Don’t oversell our COVID recovery, AMA warns

3 minute read

While Australia has been kicking goals in reducing community transmission, it’s far too early to be sending a ‘business as usual’ message in next week’s federal budget.

The government should be taking a conservative fiscal approach in the upcoming budget, given that the broad availability of a COVID-19 vaccine could be at least a year away, the AMA says.

At the most recent AMA federal council meeting held last week, members discussed the long road ahead in subduing the COVID-19 pandemic.

And while Australia continues to outperform its global counterparts in containing community transmission, the AMA has warned that an overly optimistic financial forecast from government could send Australia backwards.

One point of discussion included the need for government to acknowledge that in the absence of an effective treatment and or vaccine, some measure of restrictions would need to remain in place.

“These need to be compatible with the achievement of zero community transmission and, in circumstances where this is achieved, target high-risk activities – as well as support the effective containment of outbreaks if they subsequently occur,” the AMA said.

The communique from the AMA meeting comes just days before the Morrison government is due to hand down its 2020-21 budget on 6 October.

And given the recent decline in COVID-19 community transmission in both NSW and Victoria, the AMA hinted that the federal government could try to spin an optimistic forecast that the country was to return to “business as usual”.
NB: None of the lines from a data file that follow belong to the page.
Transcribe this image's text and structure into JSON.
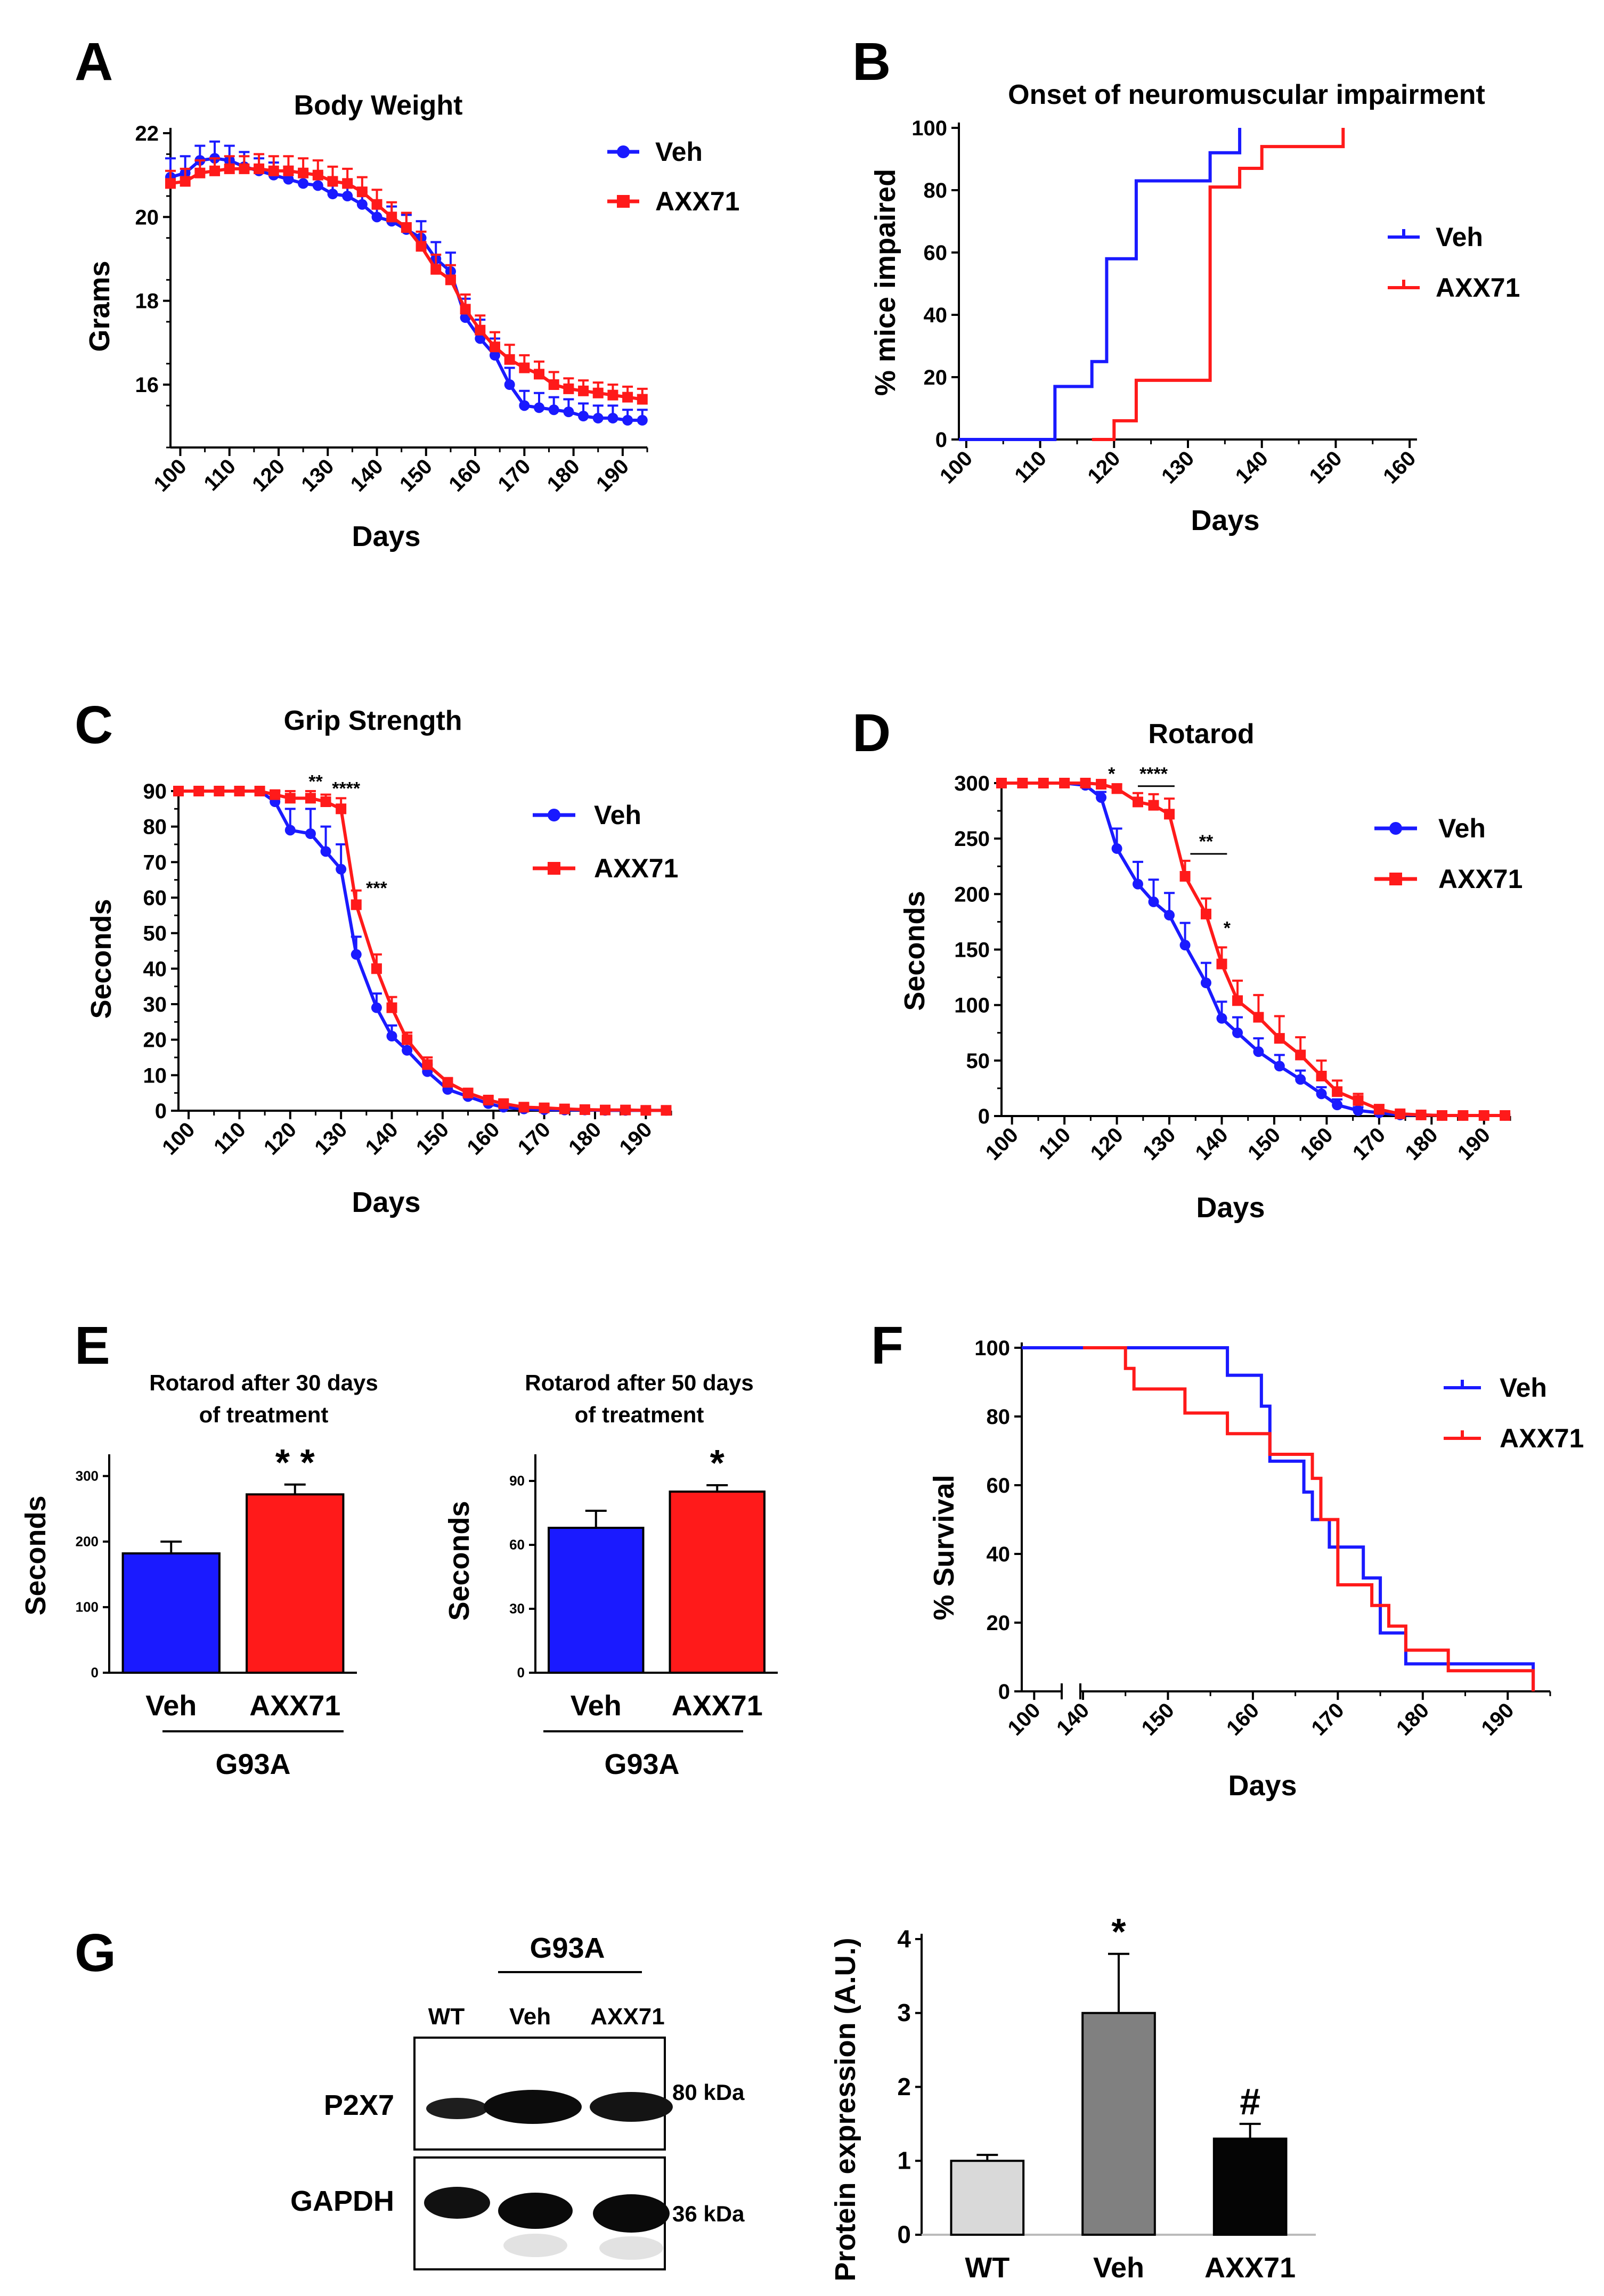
{
  "colors": {
    "veh": "#1a1aff",
    "axx71": "#ff1a1a",
    "wt_bar": "#d9d9d9",
    "veh_bar": "#808080",
    "axx_bar": "#050505"
  },
  "chart_data": [
    {
      "id": "A",
      "panel_label": "A",
      "type": "line",
      "title": "Body Weight",
      "xlabel": "Days",
      "ylabel": "Grams",
      "xlim": [
        98,
        195
      ],
      "ylim": [
        14.5,
        22
      ],
      "xticks": [
        100,
        110,
        120,
        130,
        140,
        150,
        160,
        170,
        180,
        190
      ],
      "yticks": [
        16,
        18,
        20,
        22
      ],
      "series": [
        {
          "name": "Veh",
          "color_key": "veh",
          "marker": "circle",
          "x": [
            98,
            101,
            104,
            107,
            110,
            113,
            116,
            119,
            122,
            125,
            128,
            131,
            134,
            137,
            140,
            143,
            146,
            149,
            152,
            155,
            158,
            161,
            164,
            167,
            170,
            173,
            176,
            179,
            182,
            185,
            188,
            191,
            194
          ],
          "y": [
            20.95,
            21.05,
            21.35,
            21.4,
            21.35,
            21.2,
            21.1,
            21.0,
            20.9,
            20.8,
            20.75,
            20.55,
            20.5,
            20.3,
            20.0,
            19.9,
            19.7,
            19.5,
            19.0,
            18.7,
            17.6,
            17.1,
            16.7,
            16.0,
            15.5,
            15.45,
            15.4,
            15.35,
            15.25,
            15.2,
            15.2,
            15.15,
            15.15
          ],
          "err": [
            0.45,
            0.4,
            0.35,
            0.4,
            0.35,
            0.35,
            0.3,
            0.3,
            0.3,
            0.3,
            0.3,
            0.3,
            0.3,
            0.3,
            0.3,
            0.35,
            0.35,
            0.4,
            0.4,
            0.45,
            0.45,
            0.45,
            0.4,
            0.4,
            0.35,
            0.35,
            0.3,
            0.3,
            0.3,
            0.3,
            0.3,
            0.25,
            0.25
          ]
        },
        {
          "name": "AXX71",
          "color_key": "axx71",
          "marker": "square",
          "x": [
            98,
            101,
            104,
            107,
            110,
            113,
            116,
            119,
            122,
            125,
            128,
            131,
            134,
            137,
            140,
            143,
            146,
            149,
            152,
            155,
            158,
            161,
            164,
            167,
            170,
            173,
            176,
            179,
            182,
            185,
            188,
            191,
            194
          ],
          "y": [
            20.8,
            20.85,
            21.05,
            21.1,
            21.15,
            21.15,
            21.15,
            21.1,
            21.1,
            21.05,
            21.0,
            20.85,
            20.8,
            20.6,
            20.3,
            20.0,
            19.75,
            19.3,
            18.75,
            18.5,
            17.8,
            17.3,
            16.9,
            16.6,
            16.4,
            16.25,
            16.0,
            15.9,
            15.85,
            15.8,
            15.75,
            15.7,
            15.65
          ],
          "err": [
            0.3,
            0.3,
            0.3,
            0.3,
            0.3,
            0.3,
            0.35,
            0.35,
            0.35,
            0.35,
            0.35,
            0.35,
            0.35,
            0.35,
            0.35,
            0.35,
            0.35,
            0.35,
            0.35,
            0.35,
            0.35,
            0.35,
            0.35,
            0.35,
            0.3,
            0.3,
            0.3,
            0.25,
            0.25,
            0.25,
            0.25,
            0.25,
            0.25
          ]
        }
      ],
      "annotations": []
    },
    {
      "id": "B",
      "panel_label": "B",
      "type": "step",
      "title": "Onset of neuromuscular impairment",
      "xlabel": "Days",
      "ylabel": "% mice impaired",
      "xlim": [
        99,
        161
      ],
      "ylim": [
        0,
        100
      ],
      "xticks": [
        100,
        110,
        120,
        130,
        140,
        150,
        160
      ],
      "yticks": [
        0,
        20,
        40,
        60,
        80,
        100
      ],
      "series": [
        {
          "name": "Veh",
          "color_key": "veh",
          "x": [
            99,
            112,
            112,
            117,
            117,
            119,
            119,
            123,
            123,
            133,
            133,
            137,
            137
          ],
          "y": [
            0,
            0,
            17,
            17,
            25,
            25,
            58,
            58,
            83,
            83,
            92,
            92,
            100
          ]
        },
        {
          "name": "AXX71",
          "color_key": "axx71",
          "x": [
            117,
            120,
            120,
            123,
            123,
            133,
            133,
            137,
            137,
            140,
            140,
            151,
            151
          ],
          "y": [
            0,
            0,
            6,
            6,
            19,
            19,
            81,
            81,
            87,
            87,
            94,
            94,
            100
          ]
        }
      ],
      "annotations": []
    },
    {
      "id": "C",
      "panel_label": "C",
      "type": "line",
      "title": "Grip Strength",
      "xlabel": "Days",
      "ylabel": "Seconds",
      "xlim": [
        98,
        195
      ],
      "ylim": [
        0,
        90
      ],
      "xticks": [
        100,
        110,
        120,
        130,
        140,
        150,
        160,
        170,
        180,
        190
      ],
      "yticks": [
        0,
        10,
        20,
        30,
        40,
        50,
        60,
        70,
        80,
        90
      ],
      "series": [
        {
          "name": "Veh",
          "color_key": "veh",
          "marker": "circle",
          "x": [
            98,
            102,
            106,
            110,
            114,
            117,
            120,
            124,
            127,
            130,
            133,
            137,
            140,
            143,
            147,
            151,
            155,
            159,
            162,
            166,
            170,
            174,
            178,
            182,
            186,
            190,
            194
          ],
          "y": [
            90,
            90,
            90,
            90,
            90,
            87,
            79,
            78,
            73,
            68,
            44,
            29,
            21,
            17,
            11,
            6,
            4,
            2,
            1,
            0.5,
            0.3,
            0.2,
            0.2,
            0.1,
            0.1,
            0.1,
            0.1
          ],
          "err": [
            0,
            0,
            0,
            0,
            0,
            3,
            6,
            7,
            7,
            7,
            5,
            4,
            3,
            3,
            2,
            2,
            1,
            1,
            1,
            1,
            0.5,
            0.5,
            0.5,
            0.5,
            0.5,
            0.5,
            0.5
          ]
        },
        {
          "name": "AXX71",
          "color_key": "axx71",
          "marker": "square",
          "x": [
            98,
            102,
            106,
            110,
            114,
            117,
            120,
            124,
            127,
            130,
            133,
            137,
            140,
            143,
            147,
            151,
            155,
            159,
            162,
            166,
            170,
            174,
            178,
            182,
            186,
            190,
            194
          ],
          "y": [
            90,
            90,
            90,
            90,
            90,
            89,
            88,
            88,
            87,
            85,
            58,
            40,
            29,
            20,
            13,
            8,
            5,
            3,
            2,
            1,
            0.8,
            0.5,
            0.3,
            0.2,
            0.2,
            0.1,
            0.1
          ],
          "err": [
            0,
            0,
            0,
            0,
            0,
            1,
            2,
            2,
            2,
            3,
            4,
            4,
            3,
            2,
            2,
            1,
            1,
            1,
            1,
            1,
            1,
            0.5,
            0.5,
            0.5,
            0.5,
            0.5,
            0.5
          ]
        }
      ],
      "annotations": [
        {
          "text": "**",
          "x": 125,
          "y": 91
        },
        {
          "text": "****",
          "x": 131,
          "y": 89
        },
        {
          "text": "***",
          "x": 137,
          "y": 61
        }
      ]
    },
    {
      "id": "D",
      "panel_label": "D",
      "type": "line",
      "title": "Rotarod",
      "xlabel": "Days",
      "ylabel": "Seconds",
      "xlim": [
        98,
        195
      ],
      "ylim": [
        0,
        300
      ],
      "xticks": [
        100,
        110,
        120,
        130,
        140,
        150,
        160,
        170,
        180,
        190
      ],
      "yticks": [
        0,
        50,
        100,
        150,
        200,
        250,
        300
      ],
      "series": [
        {
          "name": "Veh",
          "color_key": "veh",
          "marker": "circle",
          "x": [
            98,
            102,
            106,
            110,
            114,
            117,
            120,
            124,
            127,
            130,
            133,
            137,
            140,
            143,
            147,
            151,
            155,
            159,
            162,
            166,
            170,
            174,
            178,
            182,
            186,
            190,
            194
          ],
          "y": [
            300,
            300,
            300,
            300,
            298,
            287,
            241,
            209,
            193,
            181,
            154,
            120,
            88,
            75,
            58,
            45,
            33,
            20,
            10,
            5,
            3,
            1,
            1,
            0.5,
            0.5,
            0.5,
            0.5
          ],
          "err": [
            0,
            0,
            0,
            0,
            2,
            5,
            18,
            20,
            20,
            20,
            20,
            18,
            15,
            14,
            12,
            10,
            8,
            6,
            5,
            3,
            2,
            1,
            1,
            1,
            1,
            1,
            1
          ]
        },
        {
          "name": "AXX71",
          "color_key": "axx71",
          "marker": "square",
          "x": [
            98,
            102,
            106,
            110,
            114,
            117,
            120,
            124,
            127,
            130,
            133,
            137,
            140,
            143,
            147,
            151,
            155,
            159,
            162,
            166,
            170,
            174,
            178,
            182,
            186,
            190,
            194
          ],
          "y": [
            300,
            300,
            300,
            300,
            300,
            299,
            295,
            283,
            280,
            272,
            216,
            182,
            137,
            104,
            89,
            70,
            55,
            36,
            22,
            14,
            6,
            2,
            1,
            0.5,
            0.5,
            0.5,
            0.5
          ],
          "err": [
            0,
            0,
            0,
            0,
            0,
            1,
            4,
            8,
            10,
            14,
            14,
            14,
            15,
            18,
            20,
            20,
            16,
            14,
            10,
            6,
            4,
            2,
            1,
            1,
            1,
            1,
            1
          ]
        }
      ],
      "annotations": [
        {
          "text": "*",
          "x": 119,
          "y": 303
        },
        {
          "text": "****",
          "x": 127,
          "y": 303,
          "bar": [
            124,
            131
          ]
        },
        {
          "text": "**",
          "x": 137,
          "y": 242,
          "bar": [
            134,
            141
          ]
        },
        {
          "text": "*",
          "x": 141,
          "y": 164
        }
      ]
    },
    {
      "id": "E1",
      "panel_label": "E",
      "type": "bar",
      "title": "Rotarod after 30 days",
      "title_line2": "of treatment",
      "ylabel": "Seconds",
      "ylim": [
        0,
        325
      ],
      "yticks": [
        0,
        100,
        200,
        300
      ],
      "categories": [
        "Veh",
        "AXX71"
      ],
      "group_label": "G93A",
      "values": [
        182,
        272
      ],
      "errors": [
        18,
        15
      ],
      "color_keys": [
        "veh",
        "axx71"
      ],
      "sig": [
        "",
        "* *"
      ]
    },
    {
      "id": "E2",
      "panel_label": "",
      "type": "bar",
      "title": "Rotarod after 50 days",
      "title_line2": "of treatment",
      "ylabel": "Seconds",
      "ylim": [
        0,
        100
      ],
      "yticks": [
        0,
        30,
        60,
        90
      ],
      "categories": [
        "Veh",
        "AXX71"
      ],
      "group_label": "G93A",
      "values": [
        68,
        85
      ],
      "errors": [
        8,
        3
      ],
      "color_keys": [
        "veh",
        "axx71"
      ],
      "sig": [
        "",
        "*"
      ]
    },
    {
      "id": "F",
      "panel_label": "F",
      "type": "step",
      "title": "",
      "xlabel": "Days",
      "ylabel": "% Survival",
      "xlim": [
        98,
        195
      ],
      "ylim": [
        0,
        100
      ],
      "xticks": [
        100,
        140,
        150,
        160,
        170,
        180,
        190
      ],
      "yticks": [
        0,
        20,
        40,
        60,
        80,
        100
      ],
      "axis_break": [
        104,
        140
      ],
      "series": [
        {
          "name": "Veh",
          "color_key": "veh",
          "x": [
            98,
            157,
            157,
            161,
            161,
            162,
            162,
            166,
            166,
            167,
            167,
            169,
            169,
            173,
            173,
            175,
            175,
            178,
            178,
            193,
            193
          ],
          "y": [
            100,
            100,
            92,
            92,
            83,
            83,
            67,
            67,
            58,
            58,
            50,
            50,
            42,
            42,
            33,
            33,
            17,
            17,
            8,
            8,
            0
          ]
        },
        {
          "name": "AXX71",
          "color_key": "axx71",
          "x": [
            140,
            145,
            145,
            146,
            146,
            152,
            152,
            157,
            157,
            162,
            162,
            167,
            167,
            168,
            168,
            170,
            170,
            174,
            174,
            176,
            176,
            178,
            178,
            183,
            183,
            193,
            193
          ],
          "y": [
            100,
            100,
            94,
            94,
            88,
            88,
            81,
            81,
            75,
            75,
            69,
            69,
            62,
            62,
            50,
            50,
            31,
            31,
            25,
            25,
            19,
            19,
            12,
            12,
            6,
            6,
            0
          ]
        }
      ],
      "annotations": []
    },
    {
      "id": "G2",
      "panel_label": "",
      "type": "bar",
      "title": "",
      "ylabel": "Protein expression (A.U.)",
      "ylim": [
        0,
        4
      ],
      "yticks": [
        0,
        1,
        2,
        3,
        4
      ],
      "categories": [
        "WT",
        "Veh",
        "AXX71"
      ],
      "values": [
        1.0,
        3.0,
        1.3
      ],
      "errors": [
        0.08,
        0.8,
        0.2
      ],
      "color_keys": [
        "wt_bar",
        "veh_bar",
        "axx_bar"
      ],
      "sig": [
        "",
        "*",
        "#"
      ]
    }
  ],
  "legend": {
    "veh": "Veh",
    "axx71": "AXX71"
  },
  "blot": {
    "panel_label": "G",
    "group_label": "G93A",
    "lane_labels": [
      "WT",
      "Veh",
      "AXX71"
    ],
    "row_labels": [
      "P2X7",
      "GAPDH"
    ],
    "size_labels": [
      "80 kDa",
      "36 kDa"
    ]
  }
}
But AMA president Dr Omar Khorshid said the federal budget should confirm a strong singular strategy that would ensure Australians understood the challenges being faced.

Dr Khorshid said this strategy would be particularly important while Australia awaited the potential success of the more than 150 vaccines and treatments being trialled for use against COVID-19.

“Governments and the community must also contemplate the potential scenario where a vaccine is not found, and the available treatments continue to offer supportive care as opposed to a cure,” he said.

“We know from the Spanish Flu that this might mean living with the virus for two to three years before the pandemic comes to an end, although we still have much to learn about COVID-19 and its long-term impact.”

As a part of living with the ongoing threat of COVID-19, Dr Khorshid called on government to look at increasing the JobKeeper and JobSeeker payments, in order to protect workers and businesses while the threat of the virus continued.

“This support must remain in place for a number of years, recognising not only the impact of COVID-19, but also unemployment and social dislocation that will be a feature of our economic recovery,” he said.